To be clear, I was debating Ubuntu via CLI to a higher version (either 20.04 LTS or 22.04 LTS) and there are some documents here indicating issues with SSL versions, as well as other components (ruby on rails maybe?).
Net/net I am not looking to create problems where none exist. I also don’t want to tank my discourse install if there are operating system dependencies.
Not a problem with a clean install of 22.04.1 LTS:
They did an upgrade of the OS rather than a clean install.
That’s a development install.
It looks like my not trusting running an OS update and doing a clean install isn’t quite as silly as I thought.
The other advantage of the clean install is tha tyou can fail back to the working version just by changing your DNS (or static ip, which is what I’d recommend since it’s much faster than waiting for DNS to update in most cases).
We might be unintentionally talking past each other.
My original question was looking to do a CLI update from 18.04 to 20.04 or 22.04 directly as an option, and if there are impacts.
I understand the approach of a clean install or spin a new EC2 instance, and give a go on a backup and restore of discourse.

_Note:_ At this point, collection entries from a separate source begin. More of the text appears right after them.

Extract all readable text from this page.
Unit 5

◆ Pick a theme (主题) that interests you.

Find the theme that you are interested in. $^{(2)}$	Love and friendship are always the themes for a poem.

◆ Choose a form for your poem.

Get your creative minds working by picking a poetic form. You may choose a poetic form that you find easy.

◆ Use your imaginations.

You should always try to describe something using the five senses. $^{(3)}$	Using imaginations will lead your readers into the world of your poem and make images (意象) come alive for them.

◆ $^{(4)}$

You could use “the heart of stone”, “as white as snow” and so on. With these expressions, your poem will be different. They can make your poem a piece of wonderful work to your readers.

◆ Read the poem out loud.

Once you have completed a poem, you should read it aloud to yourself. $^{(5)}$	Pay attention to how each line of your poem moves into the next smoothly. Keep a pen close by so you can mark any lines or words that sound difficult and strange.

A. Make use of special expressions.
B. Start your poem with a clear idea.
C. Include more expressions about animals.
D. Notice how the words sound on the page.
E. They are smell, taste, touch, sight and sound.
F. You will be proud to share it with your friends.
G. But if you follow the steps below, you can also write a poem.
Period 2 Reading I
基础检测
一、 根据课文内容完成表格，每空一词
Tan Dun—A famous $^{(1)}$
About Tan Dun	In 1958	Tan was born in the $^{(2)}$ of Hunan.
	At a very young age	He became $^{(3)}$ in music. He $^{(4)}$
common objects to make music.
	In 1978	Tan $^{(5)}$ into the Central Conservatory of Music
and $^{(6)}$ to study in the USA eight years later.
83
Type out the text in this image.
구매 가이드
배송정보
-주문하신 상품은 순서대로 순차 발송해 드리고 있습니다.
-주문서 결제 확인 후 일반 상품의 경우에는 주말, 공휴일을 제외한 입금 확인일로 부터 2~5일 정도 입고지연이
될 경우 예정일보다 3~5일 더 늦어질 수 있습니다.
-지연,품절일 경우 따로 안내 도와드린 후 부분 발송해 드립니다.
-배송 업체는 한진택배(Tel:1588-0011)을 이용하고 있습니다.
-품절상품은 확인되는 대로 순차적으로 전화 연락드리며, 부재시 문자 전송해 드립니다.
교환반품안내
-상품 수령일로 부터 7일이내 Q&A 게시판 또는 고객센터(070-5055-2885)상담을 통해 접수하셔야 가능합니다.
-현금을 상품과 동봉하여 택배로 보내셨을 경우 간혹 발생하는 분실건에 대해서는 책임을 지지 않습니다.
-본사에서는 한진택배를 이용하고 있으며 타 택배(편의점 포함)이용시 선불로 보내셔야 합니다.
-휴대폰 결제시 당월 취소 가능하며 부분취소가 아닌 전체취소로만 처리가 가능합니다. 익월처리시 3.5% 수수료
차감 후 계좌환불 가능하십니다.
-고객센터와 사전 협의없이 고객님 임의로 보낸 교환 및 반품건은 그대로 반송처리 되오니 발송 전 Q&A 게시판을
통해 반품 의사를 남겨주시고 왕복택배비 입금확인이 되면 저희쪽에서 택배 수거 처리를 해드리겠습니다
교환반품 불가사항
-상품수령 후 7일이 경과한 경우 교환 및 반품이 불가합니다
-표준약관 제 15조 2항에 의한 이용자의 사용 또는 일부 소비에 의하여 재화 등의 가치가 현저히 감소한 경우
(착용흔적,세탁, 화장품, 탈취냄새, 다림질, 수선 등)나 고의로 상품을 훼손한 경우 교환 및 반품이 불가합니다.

There’s a risk and effort trade off.
If I update in place, there is a risk my discourse environment won’t run post OS update. Then I will need to spend time figuring out what broke, and may need help from smart folks here to recover.
If I build a new environment, its guaranteed not to impact my community until cut over time. This feels like significantly more effort is required.
The happy path would be the OS upgrade just works, and discourse restarts with no issues.
Some of the posts you linked suggest that it’s very likely you’ll have such trouble.
There is a topic about how to move to a new server that I can no longer find. You mostly just rsync over your /var/discourse directory, install docker, and rebuild. You can save a bit of time not copying all of /var/discourse, but copying that will take much less time than waiting for an OS upgrade to fail.
I like to go for the sure thing. At think point, I’ve almost spent as much time on this topic as the upgrade would have taken.
It’s all down to your appetite for risk and how much downtime you can suffer. Spinning up a fresh VPS, setting your instance to read-only and installing docker is going to be the smallest window for downtime. The OS upgrade is guaranteed downtime, fixing the issues will prolong that.